No other initiatives better exemplify the best and worst of NATO’s defense aspirations than its missile defense objectives for protecting deployments abroad and for shielding the alliance’s home territory against attack.

After years of study and delay, for example, the alliance’s layered theater missile defense (TMD) program is finally moving ahead. Designed to make all national deployable theater missile systems compatible with the alliance’s Air Command and Control System (ACCS) — now being modernized — the TMD program’s management office will become operational in early 2006.

Soon afterward will be a call for tenders from industry to develop an integration test bed for the TMD system’s low-altitude layer. NATO’s own project, valued at $700 million, is focused on the active-defense portion of TMD.

The catch, however, is that a functioning TMD depends on the precision detection and communication capabilities of ACCS. And that program’s first modernization phase — known as Level of Operational Capability — is plagued with glitches.

The initial NATO contract, worth $500 million, was signed in 1999 with Air Command Systems International , a French-registered company based near Paris and formed by two shareholders, the U.S. defense firm Raytheon and France’s Thales.

“ACCS is the backbone for TMD, but it has a lot of problems to resolve,” a NATO official said . “They’ve put all the new pieces together and it doesn’t work.”

ACCS is intended to combine and automate the planning, tasking and execution of all air operations at the tactical level to seamlessly manage all types of air operations over NATO’s territory and beyond.

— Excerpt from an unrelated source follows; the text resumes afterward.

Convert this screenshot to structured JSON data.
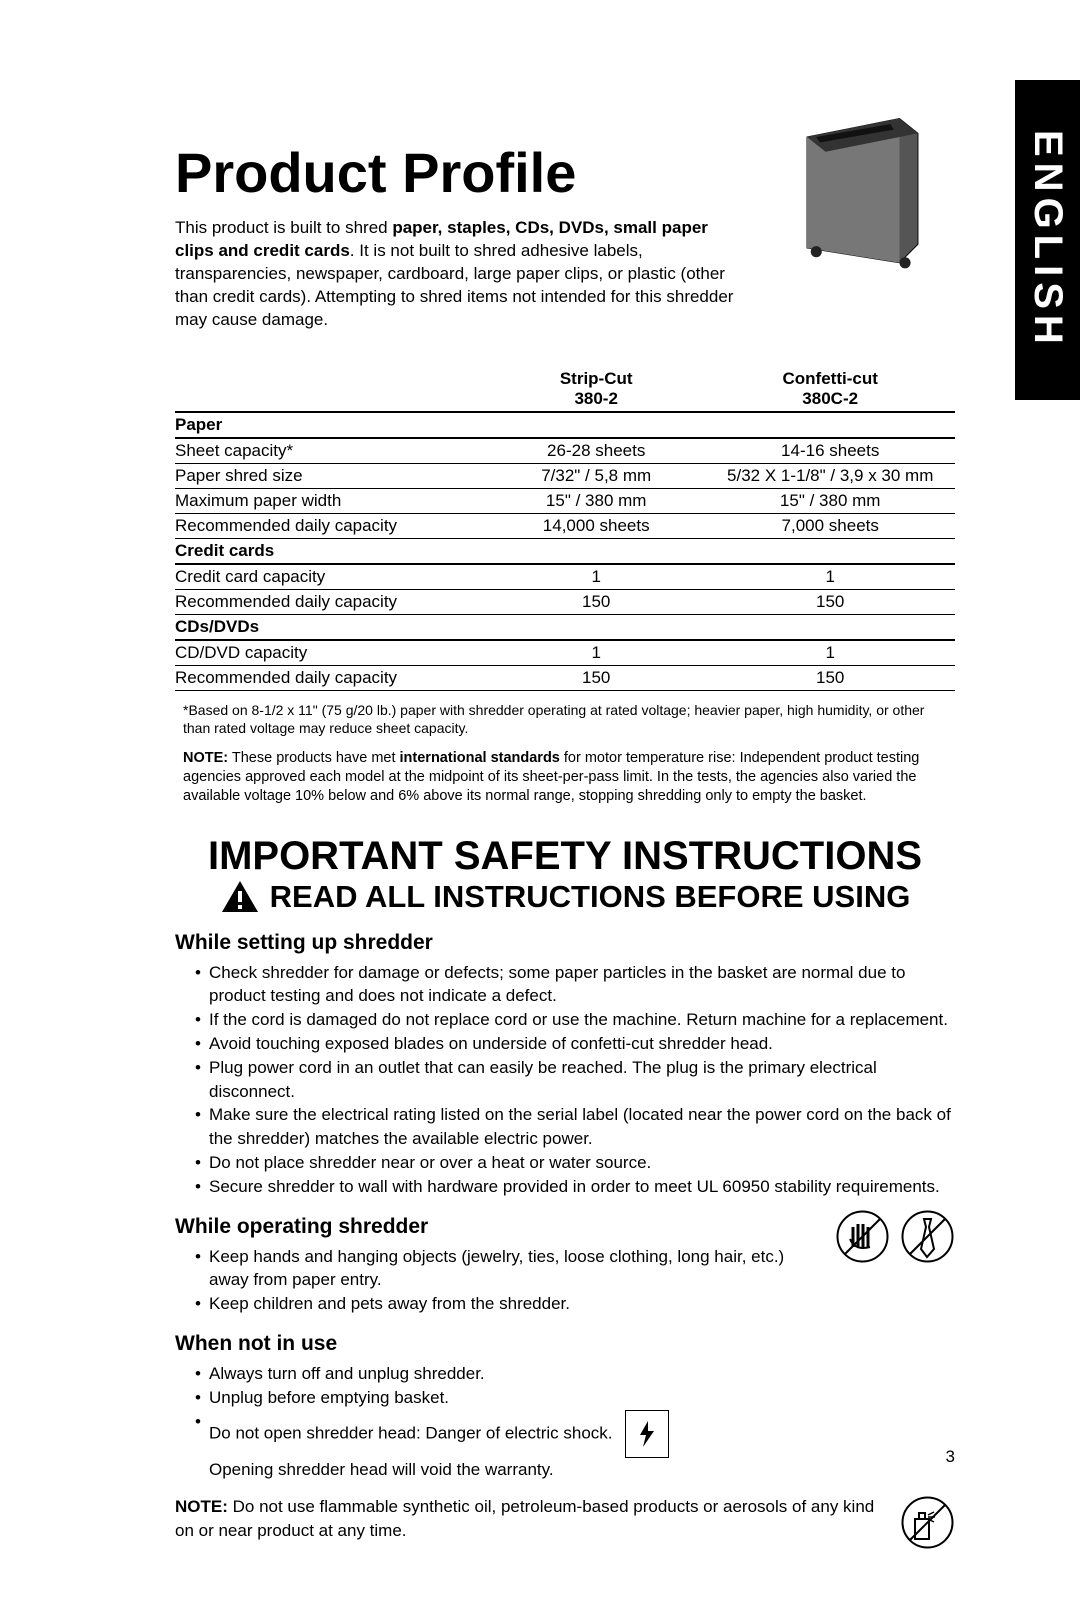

It will do this by allowing national militaries to integrate their air traffic control, surveillance, air mission control, airspace management and force management functions with the ACCS.

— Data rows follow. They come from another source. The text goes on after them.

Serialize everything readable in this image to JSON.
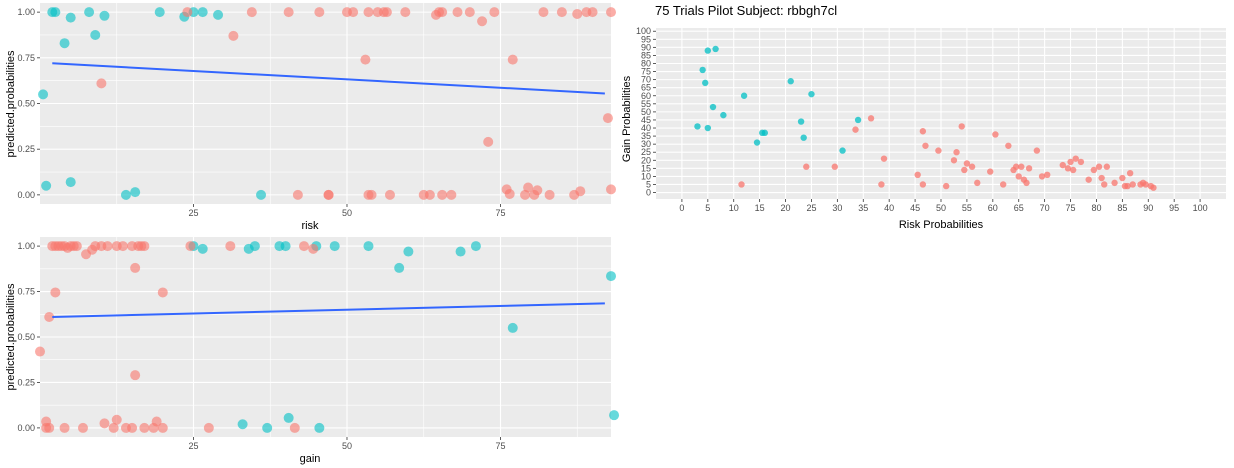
{
  "colors": {
    "risk_red": "#F8766D",
    "safe_teal": "#00BFC4",
    "trend_blue": "#3366FF",
    "panel_bg": "#EBEBEB",
    "grid": "#FFFFFF"
  },
  "chart_data": [
    {
      "id": "risk_plot",
      "type": "scatter",
      "xlabel": "risk",
      "ylabel": "predicted.probabilities",
      "xlim": [
        0,
        93
      ],
      "ylim": [
        -0.05,
        1.05
      ],
      "x_ticks": [
        25,
        50,
        75
      ],
      "x_tick_labels": [
        "25",
        "50",
        "75"
      ],
      "y_ticks": [
        0,
        0.25,
        0.5,
        0.75,
        1
      ],
      "y_tick_labels": [
        "0.00",
        "0.25",
        "0.50",
        "0.75",
        "1.00"
      ],
      "grid": true,
      "trend": {
        "x": [
          2,
          92
        ],
        "y": [
          0.72,
          0.555
        ]
      },
      "series": [
        {
          "color_key": "safe_teal",
          "points": [
            [
              0.5,
              0.55
            ],
            [
              1,
              0.05
            ],
            [
              2,
              1.0
            ],
            [
              2.5,
              1.0
            ],
            [
              4,
              0.83
            ],
            [
              5,
              0.07
            ],
            [
              5,
              0.97
            ],
            [
              8,
              1.0
            ],
            [
              9,
              0.875
            ],
            [
              10.5,
              0.98
            ],
            [
              14,
              0.0
            ],
            [
              15.5,
              0.015
            ],
            [
              19.5,
              1.0
            ],
            [
              23.5,
              0.975
            ],
            [
              25,
              1.0
            ],
            [
              26.5,
              1.0
            ],
            [
              29,
              0.985
            ],
            [
              36,
              0.0
            ]
          ]
        },
        {
          "color_key": "risk_red",
          "points": [
            [
              10,
              0.61
            ],
            [
              24,
              1.0
            ],
            [
              31.5,
              0.87
            ],
            [
              34.5,
              1.0
            ],
            [
              40.5,
              1.0
            ],
            [
              42,
              0.0
            ],
            [
              45.5,
              1.0
            ],
            [
              47,
              0.0
            ],
            [
              47,
              0.0
            ],
            [
              50,
              1.0
            ],
            [
              51,
              1.0
            ],
            [
              53,
              0.74
            ],
            [
              53.5,
              0.0
            ],
            [
              53.5,
              1.0
            ],
            [
              54,
              0.0
            ],
            [
              55,
              1.0
            ],
            [
              56,
              1.0
            ],
            [
              56.5,
              1.0
            ],
            [
              57,
              0.0
            ],
            [
              59.5,
              1.0
            ],
            [
              62.5,
              0.0
            ],
            [
              63.5,
              0.0
            ],
            [
              64.5,
              0.985
            ],
            [
              65,
              1.0
            ],
            [
              65.5,
              1.0
            ],
            [
              65.5,
              0.0
            ],
            [
              67,
              0.0
            ],
            [
              68,
              1.0
            ],
            [
              70,
              1.0
            ],
            [
              72,
              0.95
            ],
            [
              73,
              0.29
            ],
            [
              74,
              1.0
            ],
            [
              76,
              0.03
            ],
            [
              76.5,
              0.005
            ],
            [
              77,
              0.74
            ],
            [
              79,
              0.0
            ],
            [
              79.5,
              0.04
            ],
            [
              80.5,
              0.0
            ],
            [
              81,
              0.025
            ],
            [
              82,
              1.0
            ],
            [
              83,
              0.0
            ],
            [
              85,
              1.0
            ],
            [
              87,
              0.0
            ],
            [
              87.5,
              0.99
            ],
            [
              88,
              0.02
            ],
            [
              89,
              1.0
            ],
            [
              90,
              1.0
            ],
            [
              92.5,
              0.42
            ],
            [
              93,
              0.03
            ],
            [
              93,
              1.0
            ]
          ]
        }
      ]
    },
    {
      "id": "gain_plot",
      "type": "scatter",
      "xlabel": "gain",
      "ylabel": "predicted.probabilities",
      "xlim": [
        0,
        93
      ],
      "ylim": [
        -0.05,
        1.05
      ],
      "x_ticks": [
        25,
        50,
        75
      ],
      "x_tick_labels": [
        "25",
        "50",
        "75"
      ],
      "y_ticks": [
        0,
        0.25,
        0.5,
        0.75,
        1
      ],
      "y_tick_labels": [
        "0.00",
        "0.25",
        "0.50",
        "0.75",
        "1.00"
      ],
      "grid": true,
      "trend": {
        "x": [
          2,
          92
        ],
        "y": [
          0.61,
          0.685
        ]
      },
      "series": [
        {
          "color_key": "safe_teal",
          "points": [
            [
              25,
              1.0
            ],
            [
              26.5,
              0.985
            ],
            [
              34,
              0.985
            ],
            [
              35,
              1.0
            ],
            [
              33,
              0.02
            ],
            [
              39,
              1.0
            ],
            [
              40,
              1.0
            ],
            [
              40.5,
              0.055
            ],
            [
              37,
              0.0
            ],
            [
              45,
              1.0
            ],
            [
              45.5,
              0.0
            ],
            [
              48,
              1.0
            ],
            [
              53.5,
              1.0
            ],
            [
              58.5,
              0.88
            ],
            [
              60,
              0.97
            ],
            [
              68.5,
              0.97
            ],
            [
              71,
              1.0
            ],
            [
              77,
              0.55
            ],
            [
              93,
              0.835
            ],
            [
              93.5,
              0.07
            ]
          ]
        },
        {
          "color_key": "risk_red",
          "points": [
            [
              0,
              0.42
            ],
            [
              1,
              0.0
            ],
            [
              1,
              0.035
            ],
            [
              1.5,
              0.61
            ],
            [
              1.5,
              0.0
            ],
            [
              2,
              1.0
            ],
            [
              2.5,
              1.0
            ],
            [
              3,
              1.0
            ],
            [
              2.5,
              0.745
            ],
            [
              3.5,
              1.0
            ],
            [
              4,
              1.0
            ],
            [
              4,
              0.0
            ],
            [
              4.5,
              0.99
            ],
            [
              5,
              1.0
            ],
            [
              5.5,
              1.0
            ],
            [
              6,
              1.0
            ],
            [
              7,
              0.0
            ],
            [
              7.5,
              0.955
            ],
            [
              8.5,
              0.98
            ],
            [
              9,
              1.0
            ],
            [
              10,
              1.0
            ],
            [
              10.5,
              0.025
            ],
            [
              11,
              1.0
            ],
            [
              12,
              0.0
            ],
            [
              12.5,
              1.0
            ],
            [
              12.5,
              0.045
            ],
            [
              13.5,
              1.0
            ],
            [
              14,
              0.0
            ],
            [
              15,
              0.0
            ],
            [
              15,
              1.0
            ],
            [
              15.5,
              0.88
            ],
            [
              15.5,
              0.29
            ],
            [
              16,
              1.0
            ],
            [
              16.5,
              1.0
            ],
            [
              17,
              0.0
            ],
            [
              17,
              1.0
            ],
            [
              18.5,
              0.0
            ],
            [
              19,
              0.035
            ],
            [
              20,
              0.745
            ],
            [
              20,
              0.0
            ],
            [
              24.5,
              1.0
            ],
            [
              27.5,
              0.0
            ],
            [
              31,
              1.0
            ],
            [
              41.5,
              0.0
            ],
            [
              43,
              1.0
            ],
            [
              44.5,
              0.985
            ]
          ]
        }
      ]
    },
    {
      "id": "trials_plot",
      "type": "scatter",
      "title": "75 Trials Pilot Subject:  rbbgh7cl",
      "xlabel": "Risk Probabilities",
      "ylabel": "Gain Probabilities",
      "xlim": [
        -5,
        105
      ],
      "ylim": [
        -4,
        102
      ],
      "x_ticks": [
        0,
        5,
        10,
        15,
        20,
        25,
        30,
        35,
        40,
        45,
        50,
        55,
        60,
        65,
        70,
        75,
        80,
        85,
        90,
        95,
        100
      ],
      "x_tick_labels": [
        "0",
        "5",
        "10",
        "15",
        "20",
        "25",
        "30",
        "35",
        "40",
        "45",
        "50",
        "55",
        "60",
        "65",
        "70",
        "75",
        "80",
        "85",
        "90",
        "95",
        "100"
      ],
      "y_ticks": [
        0,
        5,
        10,
        15,
        20,
        25,
        30,
        35,
        40,
        45,
        50,
        55,
        60,
        65,
        70,
        75,
        80,
        85,
        90,
        95,
        100
      ],
      "y_tick_labels": [
        "0",
        "5",
        "10",
        "15",
        "20",
        "25",
        "30",
        "35",
        "40",
        "45",
        "50",
        "55",
        "60",
        "65",
        "70",
        "75",
        "80",
        "85",
        "90",
        "95",
        "100"
      ],
      "grid": true,
      "series": [
        {
          "color_key": "safe_teal",
          "points": [
            [
              3,
              41
            ],
            [
              4,
              76
            ],
            [
              4.5,
              68
            ],
            [
              5,
              88
            ],
            [
              5,
              40
            ],
            [
              6,
              53
            ],
            [
              6.5,
              89
            ],
            [
              8,
              48
            ],
            [
              12,
              60
            ],
            [
              14.5,
              31
            ],
            [
              15.5,
              37
            ],
            [
              16,
              37
            ],
            [
              21,
              69
            ],
            [
              23,
              44
            ],
            [
              23.5,
              34
            ],
            [
              25,
              61
            ],
            [
              31,
              26
            ],
            [
              34,
              45
            ]
          ]
        },
        {
          "color_key": "risk_red",
          "points": [
            [
              11.5,
              5
            ],
            [
              24,
              16
            ],
            [
              29.5,
              16
            ],
            [
              33.5,
              39
            ],
            [
              36.5,
              46
            ],
            [
              38.5,
              5
            ],
            [
              39,
              21
            ],
            [
              45.5,
              11
            ],
            [
              46.5,
              5
            ],
            [
              46.5,
              38
            ],
            [
              47,
              29
            ],
            [
              49.5,
              26
            ],
            [
              51,
              4
            ],
            [
              52.5,
              20
            ],
            [
              53,
              25
            ],
            [
              54,
              41
            ],
            [
              54.5,
              14
            ],
            [
              55,
              18
            ],
            [
              56,
              16
            ],
            [
              57,
              6
            ],
            [
              59.5,
              13
            ],
            [
              60.5,
              36
            ],
            [
              62,
              5
            ],
            [
              63,
              29
            ],
            [
              64,
              14
            ],
            [
              64.5,
              16
            ],
            [
              65,
              10
            ],
            [
              65.5,
              16
            ],
            [
              66,
              8
            ],
            [
              66.5,
              6
            ],
            [
              67,
              15
            ],
            [
              68.5,
              26
            ],
            [
              69.5,
              10
            ],
            [
              70.5,
              11
            ],
            [
              73.5,
              17
            ],
            [
              74.5,
              15
            ],
            [
              75,
              19
            ],
            [
              75.5,
              14
            ],
            [
              76,
              21
            ],
            [
              77,
              19
            ],
            [
              78.5,
              8
            ],
            [
              79.5,
              14
            ],
            [
              80.5,
              16
            ],
            [
              81,
              9
            ],
            [
              81.5,
              5
            ],
            [
              82,
              16
            ],
            [
              83.5,
              6
            ],
            [
              85,
              9
            ],
            [
              85.5,
              4
            ],
            [
              86,
              4
            ],
            [
              86.5,
              12
            ],
            [
              87,
              5
            ],
            [
              88.5,
              5
            ],
            [
              89,
              6
            ],
            [
              89.5,
              5
            ],
            [
              90.5,
              4
            ],
            [
              91,
              3
            ]
          ]
        }
      ]
    }
  ]
}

Part of the problem with its update effort is that planners at the alliance’s Supreme Headquarters Allied Powers Europe military command headquarters in Mons, Belgium, have piled operational demands onto the system. This has added complexity, delay and cost overruns to the project.

As a result, Level of Operational Capability is running 12 to 18 months behind its original target date for operational status in 2005-20 06 .

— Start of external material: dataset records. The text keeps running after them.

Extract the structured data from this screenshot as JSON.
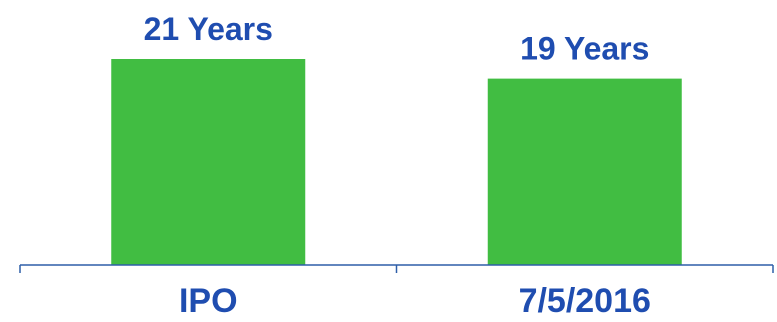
{
  "chart_data": {
    "type": "bar",
    "categories": [
      "IPO",
      "7/5/2016"
    ],
    "values": [
      21,
      19
    ],
    "data_labels": [
      "21 Years",
      "19 Years"
    ],
    "title": "",
    "xlabel": "",
    "ylabel": "",
    "ylim": [
      0,
      21
    ],
    "grid": false,
    "legend": "none"
  },
  "colors": {
    "bar": "#41bd42",
    "label_text": "#1f4db0",
    "axis": "#2e5fa8"
  }
}
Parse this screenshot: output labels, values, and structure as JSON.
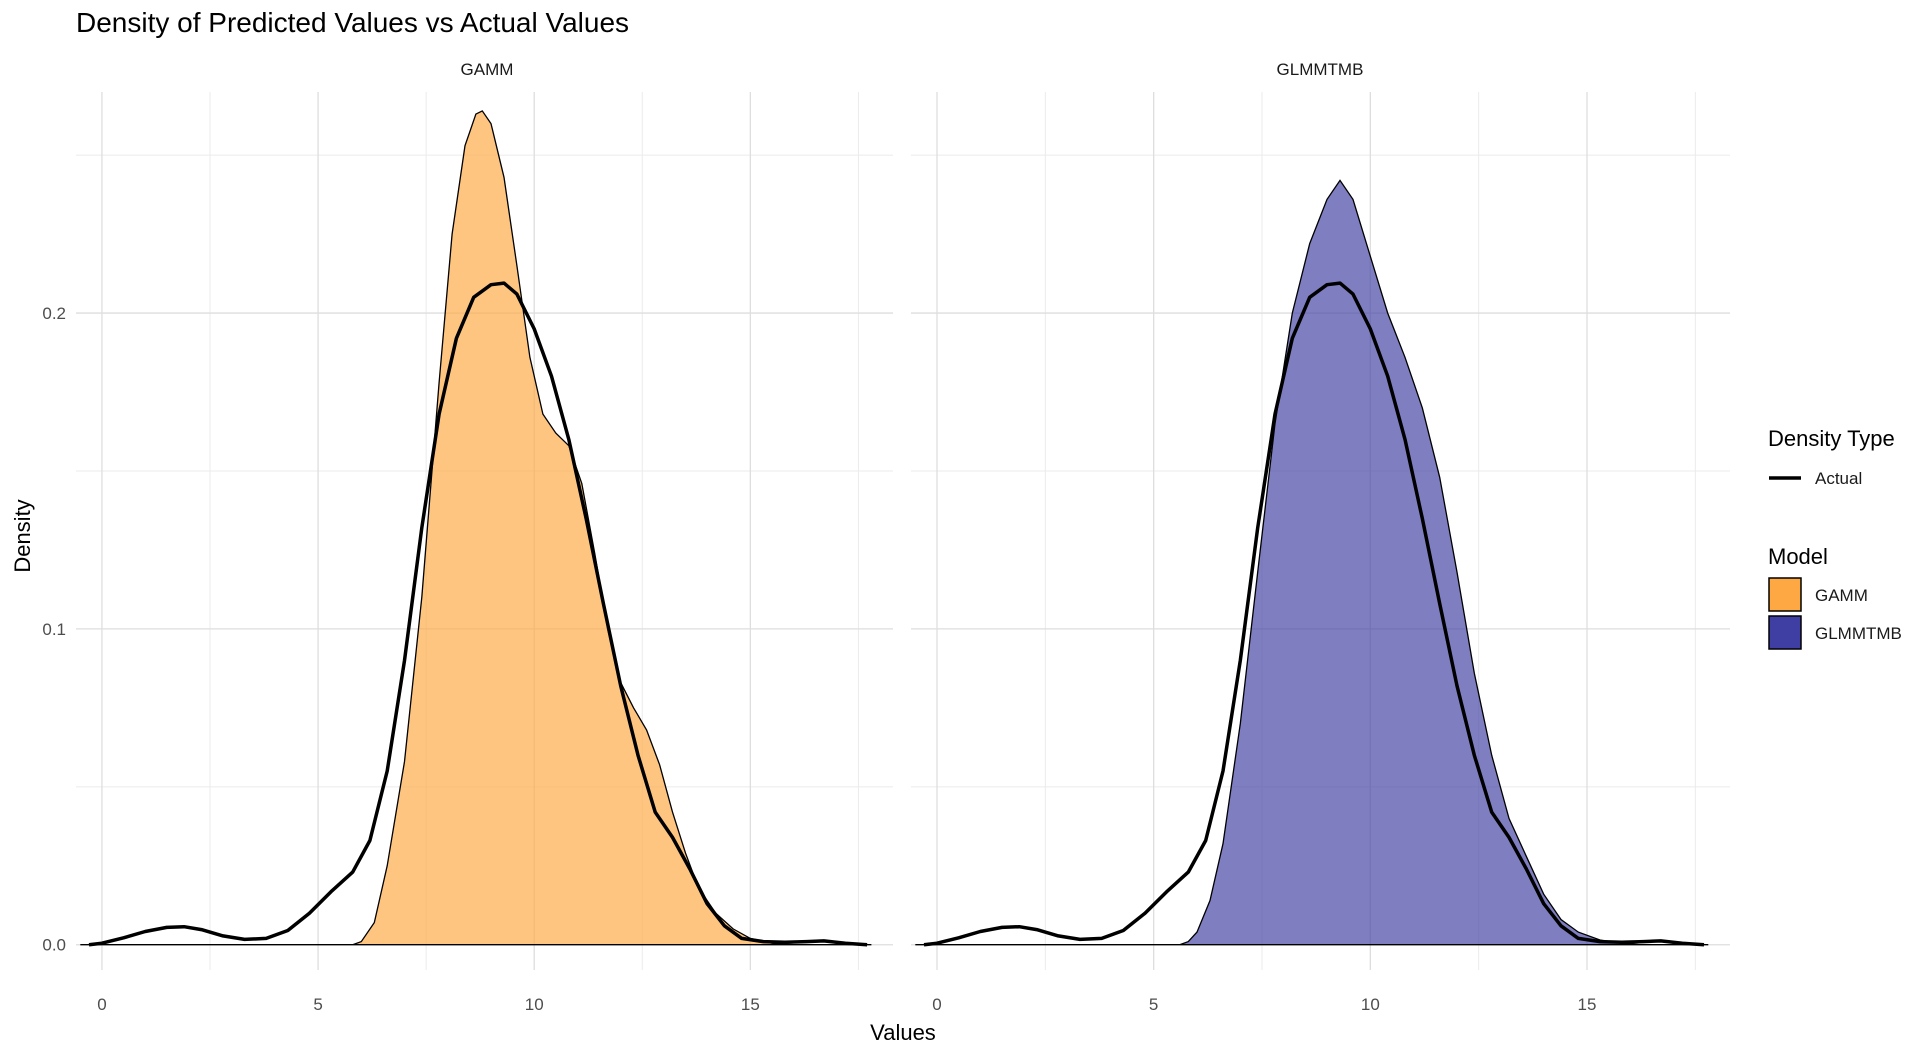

“At some point, you have to draw the line and say , ‘That’s it. No more requirements, gentlemen, if you want this project to reach completion.’ I think the military guys have understood that now,” the NATO official said.

Since the alliance is looking at about a 15-month delay in getting ACCS’ first-phase modernization ready for testing, the TMD project will have to be paced accordingly , NATO officials said.

Once the TMD program office opens its doors in The Hague early next year, with a staff of approximately 20, it will call for proposals by mid-2006 for the integration test bed .

Although the winning bidder will use the other program’s delay to get the TMD integration test bed ready for trials with Level of Operational Capability toward early 2007, the delay in ACCS still has a knock-on effect on funding.

“We can’t spend much money on TMD until [Level of Operational Capability’s] functioning is stabilized,” the NATO official said.

Missile Defense Debate

A similar coordination fissure runs through the alliance’s interminable debate on missile defense and how to protect its home territory from an incoming attack.

NATO officials constantly refer to the threat of weapons of mass destruction and the proliferation of missile technology and know-how to volatile regions around the world — fears rendered only more acute in Europe by the terrorist attacks against Madrid in March 2004 and London in July.

And yet NATO’s European allies remain deeply divided among themselves and against the United States in their assessment of the missile threats to Europe.

“It’s not a technical issue: The technology is there and waiting to be used, as we’ve seen in the United States,” another NATO source said. “It’s political. Very political.”

Indeed, to design a missile defense system means first agreeing on the threat and where it may originate. And that is something most European countries do not want to advertise for fear of provoking the threat.

“We have problems of instability facing us across the Mediterranean, all around Turkey’s borders, in the Balkans and around the Black Sea and Caucasus regions — areas that will be right next door to the [European Union] when Romania and Bulgaria join the union [tentatively in 2007],” a European diplomat added. “What are we going to do? Point radars and missile heads in specific directions? What kind of impression would that give? It would be a return to a new cold war.”

NATO officials admit the debate on missile defense is moving at a turtle’s pace. Although a massive new 10,000-page study on the architecture, cost, performance criteria and military requirements of missile defense was completed July 12 by a consortium of companies led by San Diego-based Science Applications International Corporation , few in NATO expect it go anywhere fast.

“We’ll give our opinion on it by the end of this year and then we’ll pass it on” to the North Atlantic Council, NATO’s highest political authority , a NATO defense planner said . “And then the politicos will start their debate — for a long time, I suspect.”